Humboldt-Universität zu Berlin - Sound System Epistemologies (DFG)

Emmy Noether Research Group: Sound System Epistemologies (DFG)

"Sound System Epistemologies: Knowledge engendered through Practice" (SSE) is an interdisciplinary research group that studies the intersections of sonic performance, knowledge production and masculinity.

Sound Systems boom and shake, sound systems produce noise and silence, echo and bass. They can make people sway and stand still, focus and zone out, they can lead to mayhem or harmony, to sweet joy and paranoid dread. They bring amplification, hype and dance. The sound system is an international music performance configuration, much like the concert, the dance circle or the procession. Highly pronounced and developed forms of this configuration are Jamaican sound systems. “Sound systems are one of the black diaspora’s most enduring and frequently unacknowledged cultural institutions” asserts Louis Chude-Sokei.
"Sound System Epistemologies: Knowledge engendered through Practice" (SSE) is an interdisciplinary research group that studies the intersections of sonic performance, knowledge production and masculinity. SSE theorises the sound system as a form of musical performance and thus develops a new musicological model. SSE explores types of popular music, in which speaker towers, DJs and dancing audiences play an important role. SSE focusses on Kuduro and Afrohouse from Lisbon, Acid House, FreeTek as well as FLINTA run sound systems from London and female German rap. During the final year, the research group and Mercator Fellow Prof. em. Dr.  Carolyn Cooper from Jamaica develop a sound system exhibition for the Musikinstrumenten-Museum Berlin. SSE is the first project in the field of sound system studies to be based in Germany. "SSE aims to transcend the false dichotomy of live music and recorded music. The project breaks new ground in masculinity research and enriches music research by documenting little-studied repertoires," says musicologist and head of the research group Dr. Stefanie Alisch.

 

 

Special Vybz International Sound System Hellshire Beach, Jamaica
Special Vybz International Sound System Hellshire Beach, Jamaica, 2019, Photo: Alisch


Duration: 2024-2030

Research Group: 3 funded sub-projects, 3 associated sub-projects, research assistants, Advisory Board

Principal Investigator: Dr. Stefanie Alisch

Mercator Fellow: Prof. Dr. em. Carolyn Cooper

Partner Institutions: Music Instrument Museum (Berlin), HKW (Berlin)

 

SSE's Research Objectives:

1.) Document and investigate understudied scenes of Lisbon batida (SP1), London based queer/female/non-binary sound systems (SP2) and freetek (SP3).
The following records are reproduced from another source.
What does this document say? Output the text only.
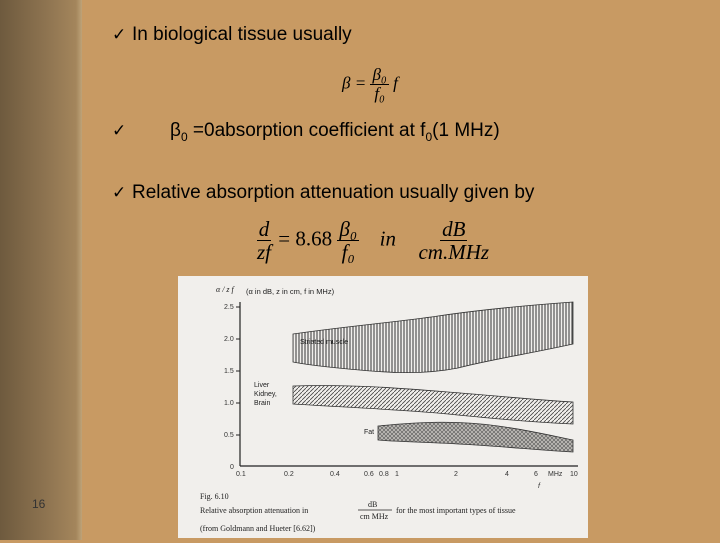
✓ In biological tissue usually
$\beta = \frac{\text{β₀}}{\text{f₀}}$ f
✓	$\beta_0$ =0absorption coefficient at $f_0(1$ MHz)
✓ Relative absorption attenuation usually given by
$\frac{d}{zf} = 8.68 \frac{\text{β₀}}{\text{f₀}}$ in $\frac{dB}{\text{cm.MHz}}$
2.5
2.0
1.5
1.0
0.5
0
α / z f (α in dB, z in cm, f in MHz)
0.1	0.2	0.4	0.6 0.8 1	2	4	6 MHz 10
f
Striated muscle
Liver
Kidney,
Brain
Fat
Fig. 6.10
Relative absorption attenuation in
dB
cm MHz
for the most important types of tissue
(from Goldmann and Hueter [6.62])
16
2.) Theorise the sound system as music performance configuration.

3.) Develop methodology to mobilise and externalise tacit sound system knowledges.

4.) Illuminate how masculinities and knowledge production co-constitute each other.

5.) Engage sound system communities through pracitioner-led research methods.

6.) Investigate the collective nature of knowledge production through sound system practice.

7.) Share findings through on-line, personal and academic dissemination and sound system exhibit.